On May 18, DataBreaches.net broke the story about a cyberattack on Michigan Avenue Immediate Care in Chicago (MAIC). The threat actors who had attacked Unified Government of Wyandotte County and Kansas City in April claimed responsibility for the attack.

Despite multiple inquiries sent to MAIC, no response was ever received, but the threat actors provided DataBreaches with exclusive access to a large archive of data allegedly exfiltrated beginning in December 2021 and continuing to May 10, 2022. The data was described in this site’s previous report.

Yesterday, MAIC submitted notification template letters to the California Attorney General’s Office.

MAIC’s notice states that they first learned of a breach on May 1, 2022. That date corresponds to what the threat actors had told DataBreaches as the date they first contacted MAIC with their demands.

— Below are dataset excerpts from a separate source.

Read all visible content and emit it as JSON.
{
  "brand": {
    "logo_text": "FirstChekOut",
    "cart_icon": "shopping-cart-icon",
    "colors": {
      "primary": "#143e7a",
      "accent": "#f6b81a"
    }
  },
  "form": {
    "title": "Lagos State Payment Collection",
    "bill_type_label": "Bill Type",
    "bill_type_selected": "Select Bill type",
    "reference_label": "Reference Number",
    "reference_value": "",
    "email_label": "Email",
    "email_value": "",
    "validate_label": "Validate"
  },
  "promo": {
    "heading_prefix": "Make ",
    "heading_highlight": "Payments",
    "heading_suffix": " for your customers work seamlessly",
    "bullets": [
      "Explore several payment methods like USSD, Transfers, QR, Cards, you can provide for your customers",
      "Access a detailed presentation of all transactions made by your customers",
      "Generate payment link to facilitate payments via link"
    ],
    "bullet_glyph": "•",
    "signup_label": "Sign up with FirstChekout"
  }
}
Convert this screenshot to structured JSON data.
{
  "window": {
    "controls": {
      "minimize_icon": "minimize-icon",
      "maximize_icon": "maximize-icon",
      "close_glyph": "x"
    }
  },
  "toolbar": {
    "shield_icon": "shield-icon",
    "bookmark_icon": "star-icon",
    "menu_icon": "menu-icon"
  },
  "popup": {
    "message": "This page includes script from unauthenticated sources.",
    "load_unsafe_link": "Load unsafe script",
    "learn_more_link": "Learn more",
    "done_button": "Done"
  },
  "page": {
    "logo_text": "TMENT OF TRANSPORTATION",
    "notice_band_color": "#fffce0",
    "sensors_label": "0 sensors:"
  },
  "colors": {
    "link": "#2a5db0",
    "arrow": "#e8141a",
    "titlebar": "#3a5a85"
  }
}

MAIC claims that on May 12, they learned that the files contained personal and protected health information. Their description in their templates to adult patients and parents of pediatric patients is consistent with what the threat actors had claimed and provided to DataBreaches.

Significantly, MAIC does not tell those being notified that the breach occurred last year — in November, based on the meta data in their report to the AG’s office, or in December, based on when exfiltration started according to the threat actors.

Nor does their notification explain why they only first found out on May 1 via notification by threat actors and they never detected the breach by any internal audits or means.

MAIC’s template notification for pediatric patients can be found here; the one for adult patients can be found here. MAIC informs people “so that you can be aware of the incident and take steps to help protect your child against identity theft or fraud, if you feel that is appropriate. Although we are not aware of any identity theft or fraudulent use of your child’s information in connection to this incident,” MAIC offers one  year of complimentary services.

MAIC may not be aware of any fraudulent use of data, but should they have notified people  that the data has already been shared and that the threat actors claimed to be selling the data? Would that lead to more people signing up for monitoring and remediation services?

Any report that they may have filed this week with HHS has yet to show up on the public breach portal. In the absence of any response from MAIC, DataBreaches had estimated 43,000 affected based on the data and information provided by the threat actors, but that number may be significantly different than what they report.

This post will be updated when a number is reported to HHS.

Updated July 12, 2022: And now we know:  144,104 were reported as affected by this breach.